I make this post with some trepidation, because I think there are at least a couple of people waiting anxiously to hear what I think of this series, and it seems completely wrong that the first thing I’m writing since I’ve finished it may appear a bit negative. So first of all, I want to be perfectly clear about one thing: I love Fruits Basket. I really love it. The characters in Fruits Basket have been permanently affixed to my heart, and I am thrilled about that. Oh what characters! I love every single one of them. (Note to Ysabet: Wow do I understand why you love who you love best now.) The series has so much charm and is filled with such wonder and sweet, sweet humanity. Really, I am very happily in love with it. There is exactly one thing that bothered me at all while reading the series (and really, “bothered” is a pretty strong word), but for whatever reason, that’s what I feel most moved to speak about right now. So here goes.
I mentioned Sarah Rees Brennan’s post lamenting the lack of good female characters in fiction (and discussing why she loves them when they are there), but really, I could not complain at all about this series in that sense. The primary female characters in Fruits Basket are uniformly awesome. They are complex and interesting, and each of them is richly drawn. If someone asked me to recommend a manga series for girls with strong female characters, it would be near the top of my list. The one caveat I’d have, and I’d probably mention it at the outset, is that I think the series promotes the concept that what girls want most and what they need to be happy is marriage. Tohru mentions this in the very first volume (that marriage is every girl’s dream), and this idea persists to the end.
Obviously this is a romance manga, so it’s not that I expect it to focus on something other than male/female romance. Neither am I suggesting that there is anything wrong with Tohru’s desire to be a wife and mother. What I’m perhaps most saddened by is the fact that the manga presents so much opportunity for real exploration of gender roles in modern society, but fails to follow through. To show you want I mean, I’ll look at three characters in particular (spoilers start here):
Ritsu Sohma: Ritsu, who is male, frequently wears women’s clothing, because it makes him feel more calm. What bothers me a little is how clear it is made that everyone (including him) is certain that this is shameful (or at least inappropriate), and that the text suggests that it is his low self-esteem and emotional problems that are the cause for his preference. Even Tohru, who compliments him on how wonderful he looks in women’s clothing, seems to realize that this is not something she should actually encourage. This saddens me.
Ayame Sohma: Ayame seems at first to be written as a gay character, almost stereotypically so. He is loud and flamboyant, designs women’s costumes for a living, has an ongoing joke with Shigure where they pretend to be lovers, and once invited the boys in his school to turn their lustful feelings toward him as a, uh, service. Still, by the end of the manga, when the curse of the zodiac is finally lifted, he professes his love to his female assistant, presumably to head to the alter along with everyone else.
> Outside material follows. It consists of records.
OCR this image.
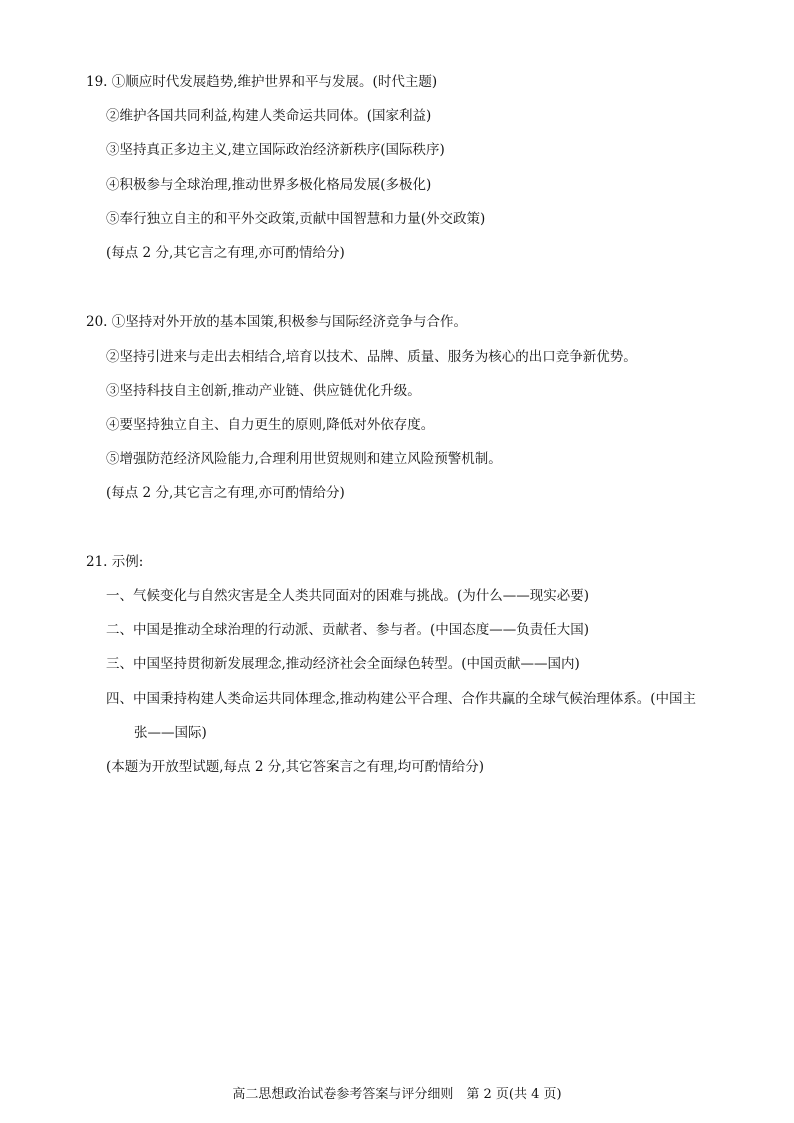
19. ①顺应时代发展趋势,维护世界和平与发展。(时代主题)
②维护各国共同利益,构建人类命运共同体。(国家利益)
③坚持真正多边主义,建立国际政治经济新秩序(国际秩序)
④积极参与全球治理,推动世界多极化格局发展(多极化)
⑤奉行独立自主的和平外交政策,贡献中国智慧和力量(外交政策)
(每点 2 分,其它言之有理,亦可酌情给分)
20. ①坚持对外开放的基本国策,积极参与国际经济竞争与合作。
②坚持引进来与走出去相结合,培育以技术、品牌、质量、服务为核心的出口竞争新优势。
③坚持科技自主创新,推动产业链、供应链优化升级。
④要坚持独立自主、自力更生的原则,降低对外依存度。
⑤增强防范经济风险能力,合理利用世贸规则和建立风险预警机制。
(每点 2 分,其它言之有理,亦可酌情给分)
21. 示例:
一、气候变化与自然灾害是全人类共同面对的困难与挑战。(为什么——现实必要)
二、中国是推动全球治理的行动派、贡献者、参与者。(中国态度——负责任大国)
三、中国坚持贯彻新发展理念,推动经济社会全面绿色转型。(中国贡献——国内)
四、中国秉持构建人类命运共同体理念,推动构建公平合理、合作共赢的全球气候治理体系。(中国主
张——国际)
(本题为开放型试题,每点 2 分,其它答案言之有理,均可酌情给分)
高二思想政治试卷参考答案与评分细则　第 2 页(共 4 页)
Akito Sohma: Akito is really the most interesting here, and provides the most potential for discussion. A woman who was raised as a man, she displays an intense hatred for other women, or at least for women who she sees as a threat to her control over the Sohma men. It is made pretty obvious that she hates women, but there isn’t a lot of discussion over why, and I think that could have been very interesting. Does she despise herself for being female? Certainly her mother’s intense jealousy and insistence that she be raised as male must have damaged her horribly. It seems, too, that a person being raised (unwillingly) as the wrong gender must be very much like being born the wrong gender, which could lead to an interesting exploration of being transgender. Yet at the end of the series, when her bond with the members of the zodiac is broken, Akito puts on a kimono and that’s that. It feels too simple, somehow.
These are just a few examples, but I do feel that overall, the author wrote in all these great opportunities to challenge traditional gender roles, and then took the easy way out each time. It’s still a great story, but it could have been even greater.
Again, I want to stress that I love Fruits Basket. As big as this issue seems when I dedicate an entire entry to it, it honestly did not detract from my enjoyment of the series in the slightest. It’s a series I love very much, and that I will read again and again. But over the course of the past few days, I’ve found myself thinking a lot about these characters, and if I could wish for anything more, it would be that the author had been (or been allowed to be) just a little bit braver. It feels to me like she wanted to be.